As much as you may wish that your car was a racing car, the reality is that it is not. In fact, it is very far removed from being anything close to a Formula One car.
There may be times when you pull away from the traffic light and you move your rev counter to the red that you feel like Daniel Ricciardo or Mark Webber, but the reality is that the cars they drive in are so different to the ones that we see on the road on a daily basis that it is almost unfair to compare them to each other. How are they different? Here is a quick list of some of the more obvious differences.
Where it all happens
One of the biggest differences happens in the transmission, where the power of the engine is imparted to the wheels. This is a complicated procedure that involves a lot of moving parts, but it all comes together with the clutch kit. A Formula One vehicle has a racing clutch, and this allows for the transfer of huge amounts of power from the energy. It is a highly tuned and sensitive piece of equipment and one that makes a major difference to the overall performance of the car.
Racing cars do not have tread on their tyres, they are simply smooth, and very sticky rubber. They call the tyres ‘slicks’ and they use them when the circuit is dry. This does change if it rains and they are quick to send the cars into the pits to switch to tyres that have tread, but in dry conditions there is no tread. The drivers work hard to get the tyres hot, the theory being that you want as much tyre in contact with the road as possible and you want the tyre at its optimum performance temperature as quickly as possible.
The steering wheel
Did you know that a Formula One driver can’t get in or out of his car without taking the steering wheel off first? This is largely due to the fact that the cockpit is so small that there is not enough space to squeeze in without removing the wheel first.
As much as you like to think that your car is safe, what with its ABS and air bags and myriad other safety features, a Formula One car is next level. The technology that goes into F1 cars is incredible and the safety has improved markedly over the years. The cockpit that the driver sits in is almost indestructible with the only real point of vulnerability being the driver’s legs, which by the nature of the cars design, sit out front where the pedals are and outside the super strong, super durable cockpit bubble.

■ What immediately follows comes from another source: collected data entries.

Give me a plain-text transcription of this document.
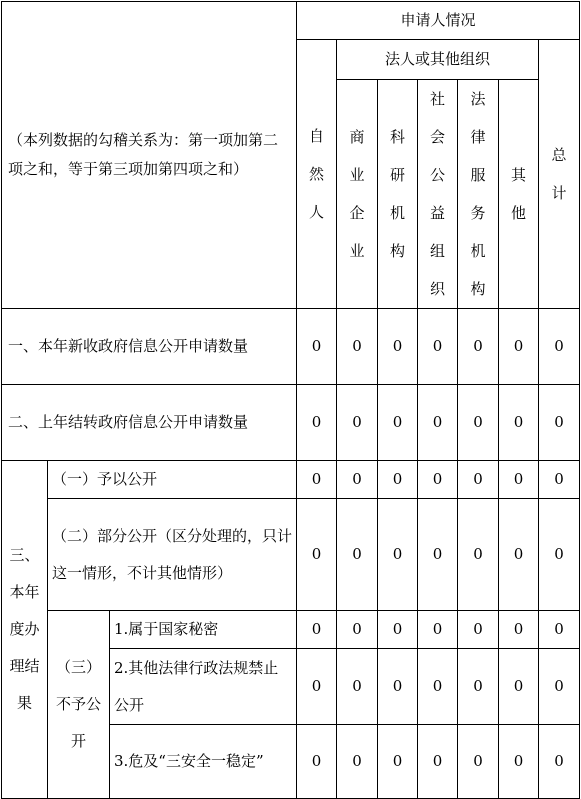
（本列数据的勾稽关系为：第一项加第二项之和，等于第三项加第四项之和）			申请人情况						
			自然人	法人或其他组织					总计
				商业企业	科研机构	社会公益组织	法律服务机构	其他	
一、本年新收政府信息公开申请数量			0	0	0	0	0	0	0
二、上年结转政府信息公开申请数量			0	0	0	0	0	0	0
三、本年度办理结果	（一）予以公开		0	0	0	0	0	0	0
	（二）部分公开（区分处理的，只计这一情形，不计其他情形）		0	0	0	0	0	0	0
	（三）不予公开	1.属于国家秘密	0	0	0	0	0	0	0
		2.其他法律行政法规禁止公开	0	0	0	0	0	0	0
		3.危及“三安全一稳定”	0	0	0	0	0	0	0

As power to weight ratio goes the F1 car is so far ahead of the average street car that it is almost a joke. Not only are the engines significantly bigger, their weight is also much lighter. This is largely because the F1 car has just one seat and that it is stripped of anything superfluous technology of the luxury variety. In other words, there is no air conditioning, no spare tyre, no electric windows. All these elements contribute greatly to the weight of an ordinary car which in turn slow it down markedly.